The third test is the policy test. Mr. Smith's $8,750 plus interest debt to NYSHESC is approximately 53% of his total $16,460.42 unsecured pre-petition debt. The discharge of the student loan obligation was not the debtor's sole motivation for filing bankruptcy. There are fourteen debts of various sizes listed on Mr. Smith's petition to be discharged in his bankruptcy. Mr. Smith only completed two years of college courses and his college experience has not contributed at all to his earnings. This is not a case of an individual who has reaped the benefits of a college or graduate level education and has good future earning potential or already has a job in his chosen profession. See In re Packer, 9 B.R. 884 (Bankr.Mass.1981); In re Rappaport, 16 B.R. 615 (Bankr.N.J.1981); and In re Brown, 18 B.R. 219 (Bankr.Kan.1982). Instead, Mr. Smith did not complete his education because of a physical disability, his job caring for the mentally retarded requires no college education, his family consisting of himself, a wife, and two children live in a two bedroom trailer, his current monthly expenses exceed his monthly income, his post-petition debts have not been provided for, and he seeks the discharge of fourteen other debts beside the student loan through this bankruptcy. It is clear that Mr. Smith is not a member of the class of debtors whose student loan debts were meant to be excepted from discharge.

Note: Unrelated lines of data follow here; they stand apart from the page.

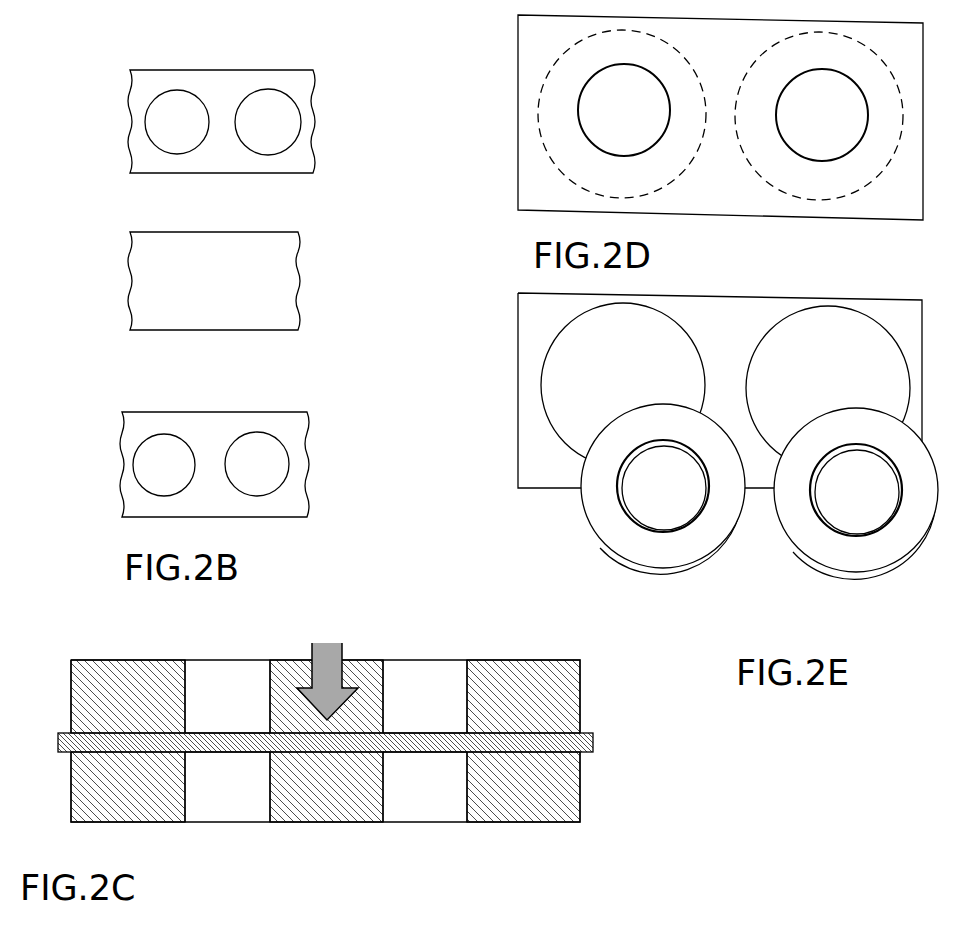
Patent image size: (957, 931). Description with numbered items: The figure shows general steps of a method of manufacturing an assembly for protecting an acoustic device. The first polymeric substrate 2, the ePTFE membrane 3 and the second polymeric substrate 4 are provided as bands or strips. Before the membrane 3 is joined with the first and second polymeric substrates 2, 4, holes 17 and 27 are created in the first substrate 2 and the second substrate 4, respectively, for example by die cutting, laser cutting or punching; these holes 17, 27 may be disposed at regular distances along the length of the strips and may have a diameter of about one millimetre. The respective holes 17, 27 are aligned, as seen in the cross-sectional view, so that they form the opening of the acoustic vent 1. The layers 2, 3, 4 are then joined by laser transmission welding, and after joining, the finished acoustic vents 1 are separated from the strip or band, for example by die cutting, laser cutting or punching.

In FIG. 2E, the acoustic vent 1 is at (697, 547).
In FIG. 2B, the first polymeric substrate 2 is at (297, 83).
In FIG. 2C, the first polymeric substrate 2 is at (568, 698).
In FIG. 2B, the ePTFE membrane 3 is at (288, 275).
In FIG. 2C, the ePTFE membrane 3 is at (593, 742).
In FIG. 2B, the second polymeric substrate 4 is at (287, 433).
In FIG. 2C, the second polymeric substrate 4 is at (568, 808).
In FIG. 2B, the holes in first substrate 17 is at (157, 117).
In FIG. 2C, the holes in first substrate 17 is at (223, 675).
In FIG. 2B, the holes in second substrate 27 is at (147, 460).
In FIG. 2C, the holes in second substrate 27 is at (227, 808).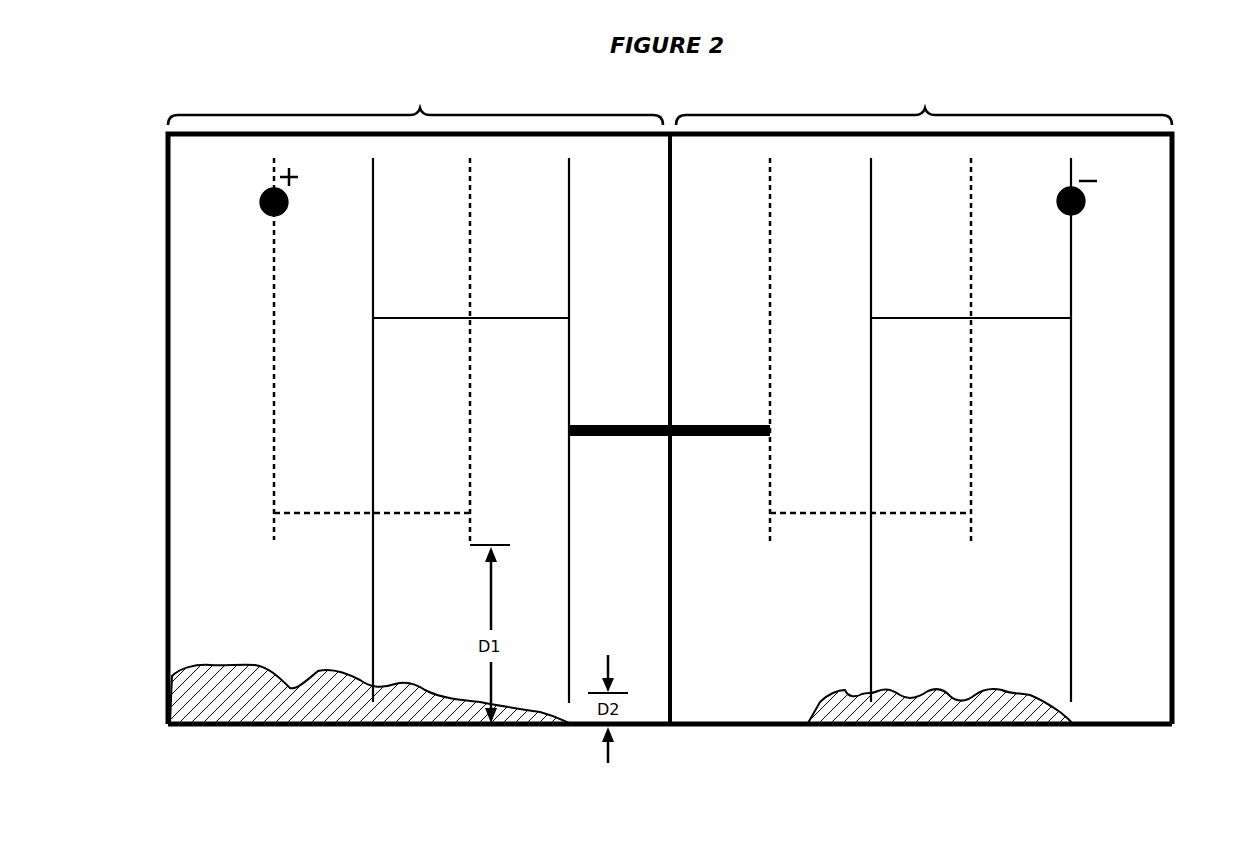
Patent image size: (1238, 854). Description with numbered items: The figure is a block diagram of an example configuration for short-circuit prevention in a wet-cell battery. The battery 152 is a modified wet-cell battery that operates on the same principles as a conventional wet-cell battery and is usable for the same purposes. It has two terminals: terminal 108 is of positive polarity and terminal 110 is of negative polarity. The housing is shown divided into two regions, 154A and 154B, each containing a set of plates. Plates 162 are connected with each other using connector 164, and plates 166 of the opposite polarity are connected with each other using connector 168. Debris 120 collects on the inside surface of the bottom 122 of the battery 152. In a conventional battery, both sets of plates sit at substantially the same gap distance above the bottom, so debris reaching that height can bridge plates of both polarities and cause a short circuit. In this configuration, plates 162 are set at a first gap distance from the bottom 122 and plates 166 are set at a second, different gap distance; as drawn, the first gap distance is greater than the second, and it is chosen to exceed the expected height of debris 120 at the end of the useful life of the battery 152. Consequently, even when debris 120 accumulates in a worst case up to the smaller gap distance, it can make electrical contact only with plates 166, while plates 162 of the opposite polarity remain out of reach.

The battery 152 is at (168, 134).
The bottom 122 is at (768, 728).
The first cell compartment 154A is at (415, 107).
The second cell compartment 154B is at (924, 107).
The terminal 108 is at (261, 203).
The terminal 110 is at (1085, 204).
The plates 162 is at (470, 412).
The plates 166 is at (569, 490).
The connector 168 is at (405, 318).
The connector 164 is at (350, 513).
The debris 120 is at (257, 706).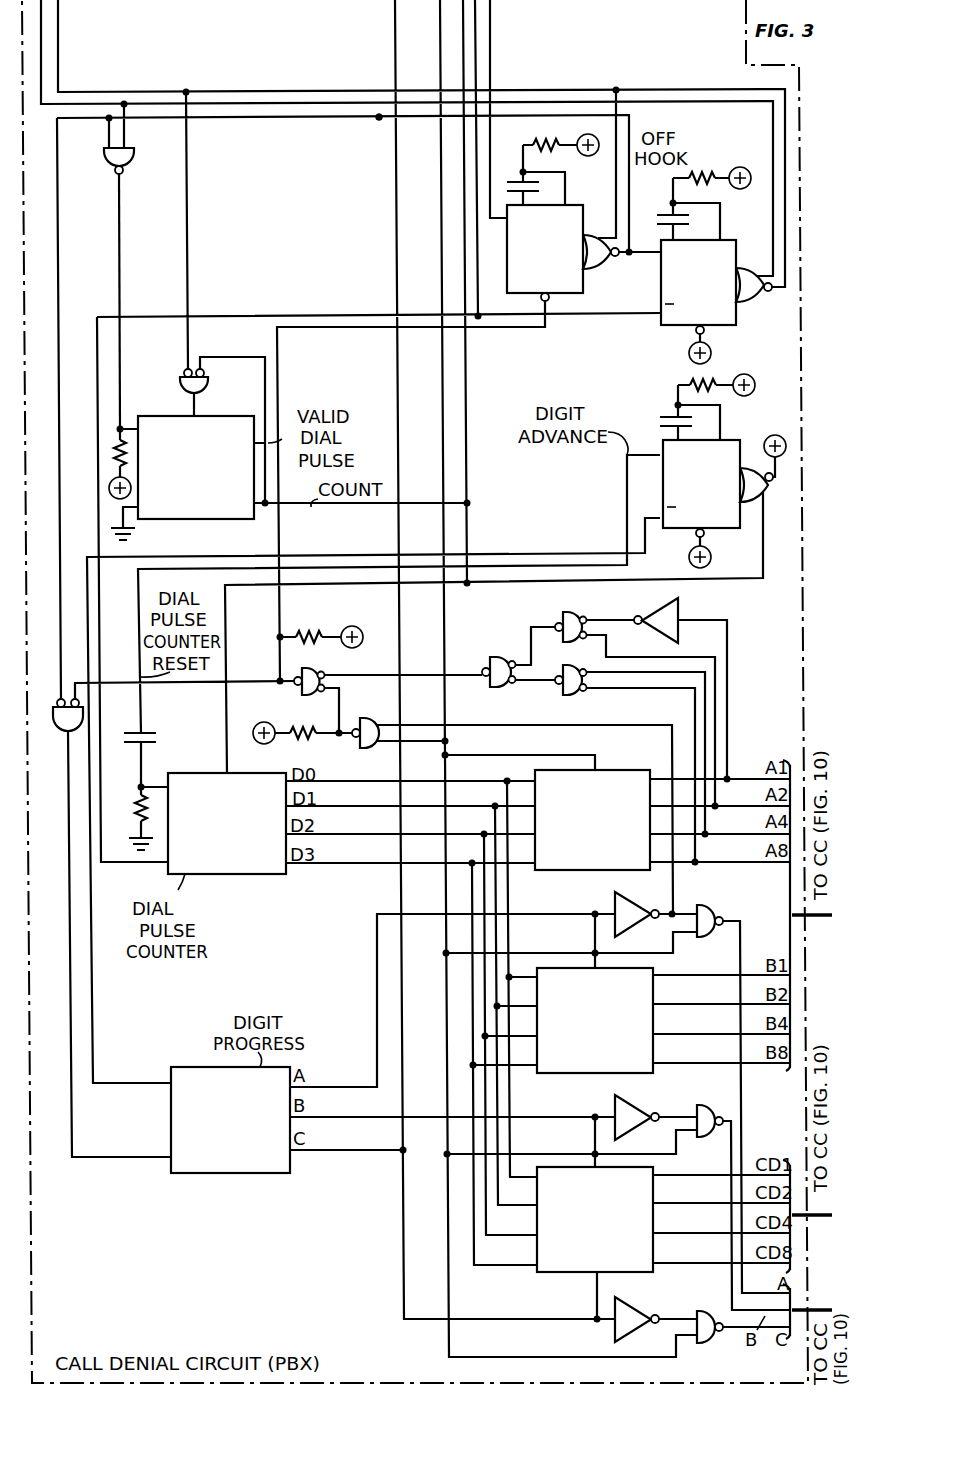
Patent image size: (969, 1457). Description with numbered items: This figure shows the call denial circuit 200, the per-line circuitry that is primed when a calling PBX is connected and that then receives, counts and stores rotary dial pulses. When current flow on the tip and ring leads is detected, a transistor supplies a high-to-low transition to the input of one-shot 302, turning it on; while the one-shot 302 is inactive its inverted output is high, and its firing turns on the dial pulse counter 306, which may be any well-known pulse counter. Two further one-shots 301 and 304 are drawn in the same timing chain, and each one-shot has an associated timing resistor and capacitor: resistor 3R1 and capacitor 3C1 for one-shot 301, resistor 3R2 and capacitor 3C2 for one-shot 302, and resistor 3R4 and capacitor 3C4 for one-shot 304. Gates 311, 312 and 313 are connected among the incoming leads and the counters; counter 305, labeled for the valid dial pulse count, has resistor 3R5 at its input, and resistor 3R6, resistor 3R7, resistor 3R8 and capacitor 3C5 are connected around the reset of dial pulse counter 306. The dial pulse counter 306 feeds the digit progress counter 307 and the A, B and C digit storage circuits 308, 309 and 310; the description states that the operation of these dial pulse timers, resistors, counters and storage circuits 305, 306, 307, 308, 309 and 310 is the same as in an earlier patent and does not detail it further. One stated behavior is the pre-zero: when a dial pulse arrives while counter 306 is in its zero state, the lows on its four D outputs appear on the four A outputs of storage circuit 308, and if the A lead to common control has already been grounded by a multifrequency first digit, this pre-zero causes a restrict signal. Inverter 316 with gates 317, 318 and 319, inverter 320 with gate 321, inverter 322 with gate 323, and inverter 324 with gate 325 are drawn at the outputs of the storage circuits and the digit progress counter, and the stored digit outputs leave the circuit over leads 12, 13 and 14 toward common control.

The call denial circuit 200 is at (490, 1376).
The 6 ms monostable flip-flop 301 is at (583, 288).
The one-shot 302 is at (736, 318).
The 200 ms monostable flip-flop 304 is at (722, 528).
The dial pulse counter element 305 is at (209, 519).
The dial pulse counter 306 is at (268, 874).
The digit progress counter 307 is at (252, 1173).
The A digit storage circuit 308 is at (566, 870).
The B digit storage circuit 309 is at (566, 1073).
The C digit storage circuit 310 is at (575, 1272).
The NAND gate 311 is at (107, 153).
The NAND gate 312 is at (179, 382).
The NOR gate 313 is at (62, 730).
The inverter 316 is at (680, 605).
The NAND gate 317 is at (573, 612).
The NAND gate 318 is at (568, 695).
The NAND gate 319 is at (492, 663).
The inverter 320 is at (622, 902).
The NAND gate 321 is at (699, 910).
The inverter 322 is at (626, 1111).
The NAND gate 323 is at (705, 1113).
The inverter 324 is at (636, 1293).
The NAND gate 325 is at (706, 1343).
The timing resistor 3R1 is at (538, 135).
The timing resistor 3R2 is at (692, 172).
The timing resistor 3R4 is at (706, 378).
The pull-up resistor 3R5 is at (115, 456).
The pull-up resistor 3R6 is at (314, 630).
The pull-up resistor 3R7 is at (300, 730).
The resistor 3R8 is at (132, 821).
The timing capacitor 3C1 is at (546, 189).
The timing capacitor 3C2 is at (702, 220).
The timing capacitor 3C4 is at (654, 422).
The capacitor 3C5 is at (152, 748).
The lead to common control 12 is at (816, 920).
The lead to common control 13 is at (816, 1220).
The lead to common control 14 is at (816, 1307).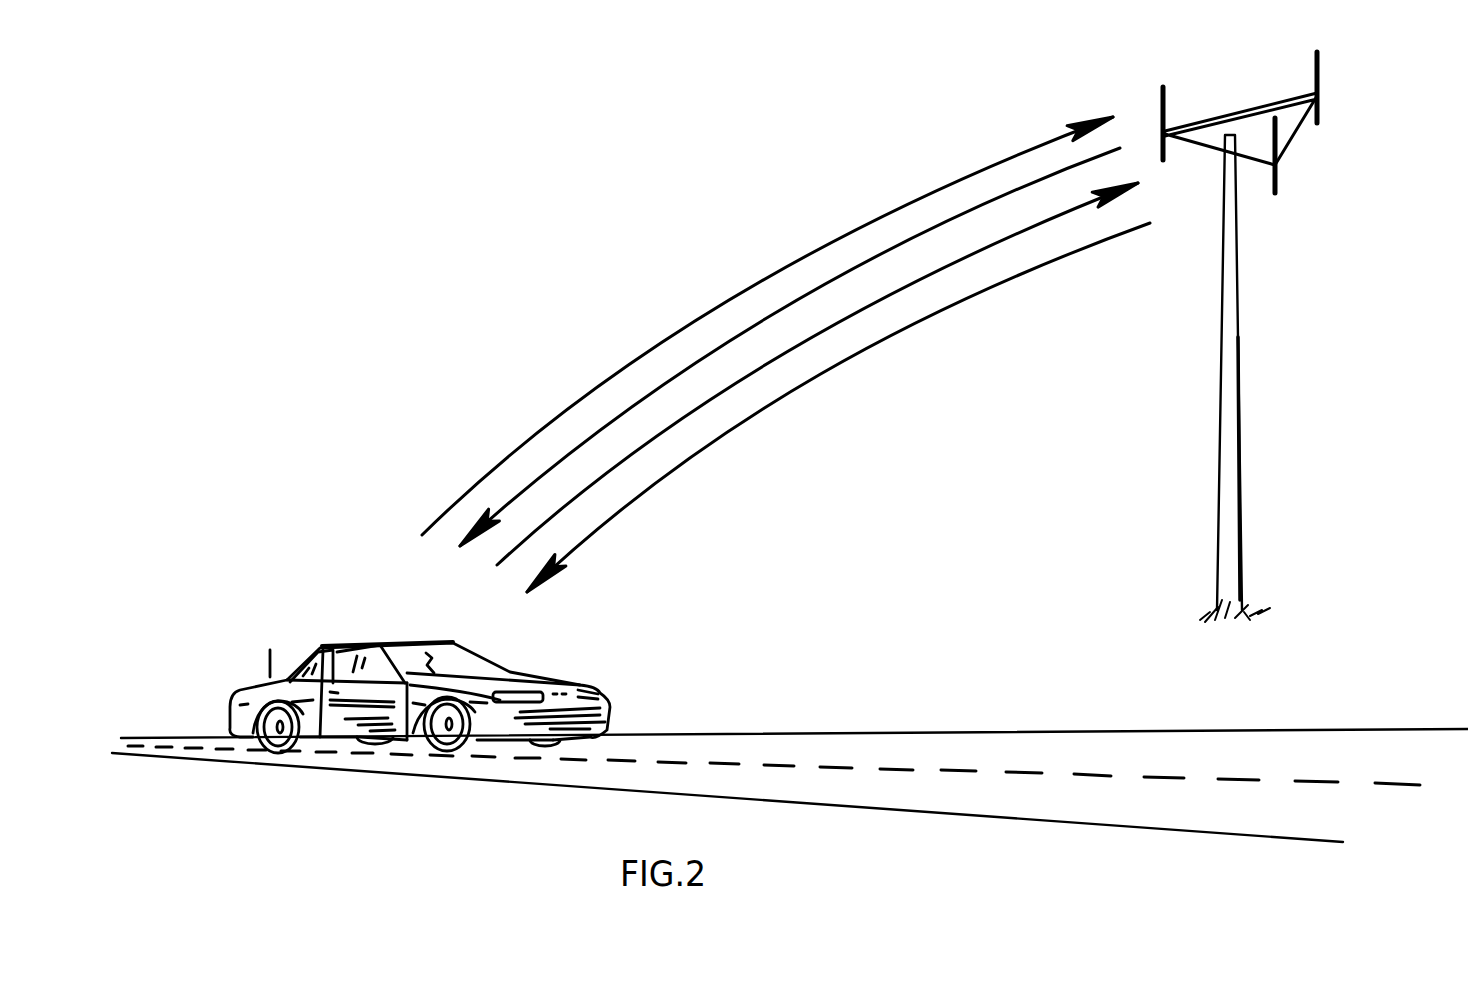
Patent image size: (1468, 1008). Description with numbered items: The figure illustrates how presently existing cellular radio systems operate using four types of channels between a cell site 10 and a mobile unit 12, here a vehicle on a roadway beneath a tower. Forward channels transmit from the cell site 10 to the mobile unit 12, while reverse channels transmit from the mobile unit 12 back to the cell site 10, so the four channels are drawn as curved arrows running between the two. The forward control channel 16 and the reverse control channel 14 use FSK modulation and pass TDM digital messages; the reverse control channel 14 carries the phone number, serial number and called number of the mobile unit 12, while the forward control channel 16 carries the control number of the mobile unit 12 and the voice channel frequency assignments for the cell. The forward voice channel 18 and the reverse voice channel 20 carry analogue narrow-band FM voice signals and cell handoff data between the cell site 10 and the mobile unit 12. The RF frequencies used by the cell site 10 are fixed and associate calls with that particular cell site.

The cell site 10 is at (1338, 99).
The mobile unit 12 is at (363, 640).
The reverse control channel 14 is at (842, 240).
The forward control channel 16 is at (870, 260).
The forward voice channel 18 is at (893, 334).
The reverse voice channel 20 is at (762, 364).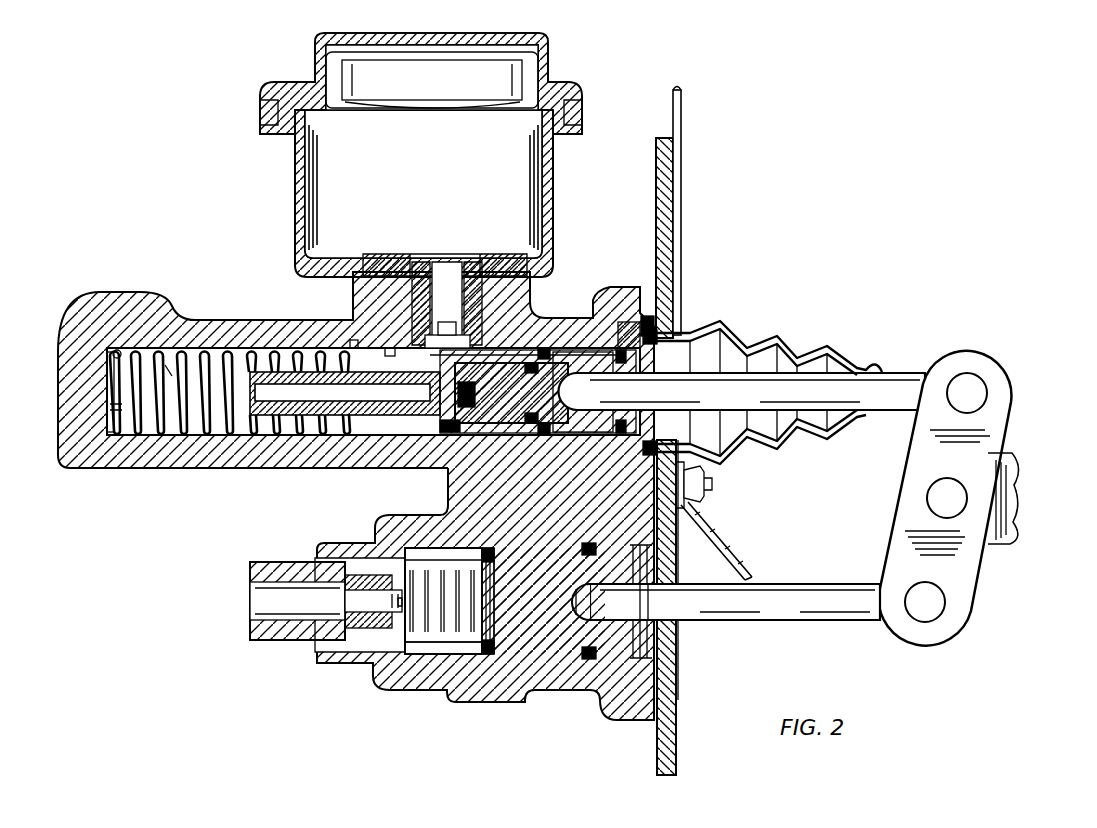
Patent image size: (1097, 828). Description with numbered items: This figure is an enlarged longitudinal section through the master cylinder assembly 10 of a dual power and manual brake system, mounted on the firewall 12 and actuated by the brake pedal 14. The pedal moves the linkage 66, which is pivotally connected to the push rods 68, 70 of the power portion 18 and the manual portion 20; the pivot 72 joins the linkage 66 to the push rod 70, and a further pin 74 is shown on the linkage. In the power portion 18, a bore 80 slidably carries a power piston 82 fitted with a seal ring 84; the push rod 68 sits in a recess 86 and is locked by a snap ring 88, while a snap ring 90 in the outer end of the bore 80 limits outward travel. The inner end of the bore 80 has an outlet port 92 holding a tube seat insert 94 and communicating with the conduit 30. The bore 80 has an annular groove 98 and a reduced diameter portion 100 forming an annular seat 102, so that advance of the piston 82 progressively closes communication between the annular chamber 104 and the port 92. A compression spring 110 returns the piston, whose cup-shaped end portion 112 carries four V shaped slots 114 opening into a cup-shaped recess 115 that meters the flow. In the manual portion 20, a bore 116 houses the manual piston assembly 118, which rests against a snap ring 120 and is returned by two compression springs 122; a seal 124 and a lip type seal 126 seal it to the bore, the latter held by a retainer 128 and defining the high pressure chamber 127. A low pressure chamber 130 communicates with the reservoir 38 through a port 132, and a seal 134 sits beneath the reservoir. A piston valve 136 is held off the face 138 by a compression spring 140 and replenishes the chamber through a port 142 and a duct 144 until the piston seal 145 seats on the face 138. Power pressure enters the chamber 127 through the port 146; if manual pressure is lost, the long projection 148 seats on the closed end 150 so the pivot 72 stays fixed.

The petition list $13,138.57 as unsecured debt, but Marine Midland's secured debt was unsecured in the amount of $3,321.85. The total unsecured debt is therefore $16,460.42.
The application of the mechanical test indicates that the repayment of the $8,750 student loan debt to NYSHESC would impose an economic deprivation and undue hardship on Mr. Smith and his dependents. This debtor has filed for relief in bankruptcy in good faith and a discharge of his student loan would not violate Congressional policy or represent an abuse of the educational financing programs. Therefore, the student loan obligation to NYSHESC is discharged, and it is so ordered.